Increasing concussion awareness and education across the state is one step closer.
The state House of Representatives unanimously approved a bill that would mandate concussion education for all student-athletes and parents at the high school level, along with informed consent signed by a parent prior to athletic participation. Any suspected concussion must be reported to a parent within 24 hours. Also, concussions will have to be reported annually to the state’s department of public health.
The House of Representatives voted 145-0. The bill, which was referred to the house earlier this month, now goes to the senate.
The Parents Concussion Coalition, a collection of parents in Connecticut with children who suffered life-changing concussions, started the bill. The group formed two years ago, aiming to protect young athletes and strengthen the state’s current concussion laws. It started with PTA meetings and eventually got the ear of legislators.
“Unanimous support,” said Diana Coyne, a member of the PCC. “Everyone sees need for it and supports safety measures that are in place.”
Connecticut became the third state to pass a concussion law in 2010. It mandated concussion education for high school coaches, along with remove-from-play and return-to-play protocols.
While other states have adopted stronger laws since that time, Connecticut has not.

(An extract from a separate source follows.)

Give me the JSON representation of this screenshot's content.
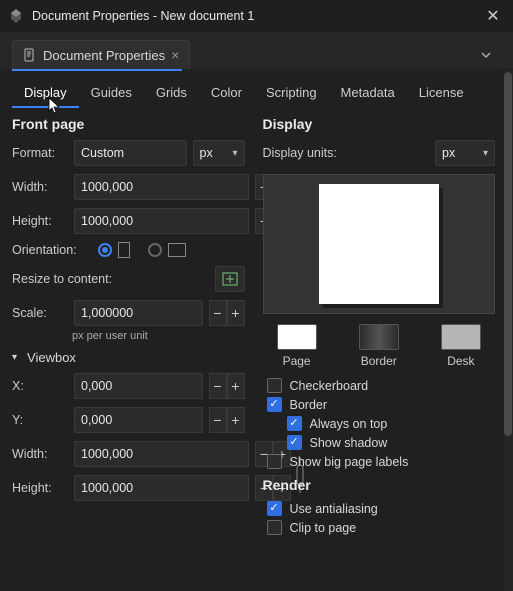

There are only three states which don’t require concussion education for parents, four which don’t require concussion education for athletes and six which don’t require informed consent. Connecticut falls into all three categories.
“We need to pass these to keep up and then continue to work to put in additional layers of safety measures,” Coyne said. “This really is the first step. It’s an important step, but we are very far behind. Education is key. That’s where it all starts.”